Acreto Connect Client is already installed on the user’s computer. To establish a connection the ACC required a profile with configuration. Create the policies to download the correct Profile for ACC.

How to

  1. Add the script to import the profile, navigate to User Configuration > Policies > Windows Settings > Scripts ( Logon / Logoff ): image5 image5

    Copy and paste the below code into acreto_profile_deep_link.ps1:

    Start-Process "acreto://import-profile?code=123456"
    Note

    This action needs to be made on user log-on because it required Internet access to download the profile data.

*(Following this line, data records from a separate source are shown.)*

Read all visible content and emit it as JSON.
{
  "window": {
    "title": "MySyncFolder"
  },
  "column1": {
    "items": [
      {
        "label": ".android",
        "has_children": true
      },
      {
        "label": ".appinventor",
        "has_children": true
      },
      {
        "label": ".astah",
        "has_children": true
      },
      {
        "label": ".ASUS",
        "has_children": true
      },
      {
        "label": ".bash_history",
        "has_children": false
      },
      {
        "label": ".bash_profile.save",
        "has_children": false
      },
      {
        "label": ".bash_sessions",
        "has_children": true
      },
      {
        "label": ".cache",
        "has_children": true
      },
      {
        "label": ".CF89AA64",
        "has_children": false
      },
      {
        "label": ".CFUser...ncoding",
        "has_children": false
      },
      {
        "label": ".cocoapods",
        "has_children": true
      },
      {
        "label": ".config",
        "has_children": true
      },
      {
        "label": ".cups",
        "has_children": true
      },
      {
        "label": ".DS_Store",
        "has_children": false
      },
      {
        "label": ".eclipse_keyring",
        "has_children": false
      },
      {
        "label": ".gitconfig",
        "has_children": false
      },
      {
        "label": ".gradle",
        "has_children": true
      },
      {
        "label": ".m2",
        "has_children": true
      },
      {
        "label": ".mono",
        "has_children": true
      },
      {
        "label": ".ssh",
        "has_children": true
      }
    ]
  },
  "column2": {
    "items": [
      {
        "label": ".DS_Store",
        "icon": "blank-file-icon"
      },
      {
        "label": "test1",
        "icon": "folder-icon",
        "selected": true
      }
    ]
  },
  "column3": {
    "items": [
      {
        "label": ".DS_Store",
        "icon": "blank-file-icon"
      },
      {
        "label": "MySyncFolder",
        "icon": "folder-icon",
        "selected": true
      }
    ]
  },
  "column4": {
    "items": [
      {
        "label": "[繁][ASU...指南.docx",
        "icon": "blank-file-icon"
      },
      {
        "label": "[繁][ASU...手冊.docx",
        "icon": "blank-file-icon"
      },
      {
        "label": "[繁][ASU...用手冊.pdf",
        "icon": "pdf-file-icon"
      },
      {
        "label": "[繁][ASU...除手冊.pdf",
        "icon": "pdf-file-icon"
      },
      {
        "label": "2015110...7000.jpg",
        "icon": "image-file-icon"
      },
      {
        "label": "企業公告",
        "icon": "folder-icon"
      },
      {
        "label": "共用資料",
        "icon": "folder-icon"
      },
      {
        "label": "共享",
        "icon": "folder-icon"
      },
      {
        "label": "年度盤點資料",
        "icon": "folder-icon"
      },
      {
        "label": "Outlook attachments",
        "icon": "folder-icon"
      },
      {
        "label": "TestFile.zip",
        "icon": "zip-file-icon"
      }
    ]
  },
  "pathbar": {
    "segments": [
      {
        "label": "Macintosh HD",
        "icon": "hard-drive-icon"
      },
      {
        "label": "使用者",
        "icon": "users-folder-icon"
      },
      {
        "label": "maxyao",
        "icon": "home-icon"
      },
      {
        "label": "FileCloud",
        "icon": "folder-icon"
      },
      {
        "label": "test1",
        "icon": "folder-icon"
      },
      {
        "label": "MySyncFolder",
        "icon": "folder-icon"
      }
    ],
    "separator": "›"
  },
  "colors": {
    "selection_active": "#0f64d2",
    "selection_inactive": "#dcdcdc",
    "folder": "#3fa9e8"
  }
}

  2. Navigate to Computer Configuration > Policies > Administrative Templates > All Settings

  3. Do the following change under settings:

    1. Configure Logon Script Delay: Enabled
    2. Turn on Script Execution: Enabled image6 image6

  4. Double click on Turn on Script Execution and modify its setting. Make sure that the Execution Policy is set to Allow all scripts. If you want to run only signed scripts it is also possible, but you will need to sign in with your certificate before running it. image7 image7

This script will be executed on the user login. ACC import profile by the deep link. No user actions are required.

Next step

All computers should be configured to use Acreto Connect Client. The user needs to use their credentials to login into the Ecosystem (if the profile needs that).
If users were imported from the AD the credential should be the same as stored in AD.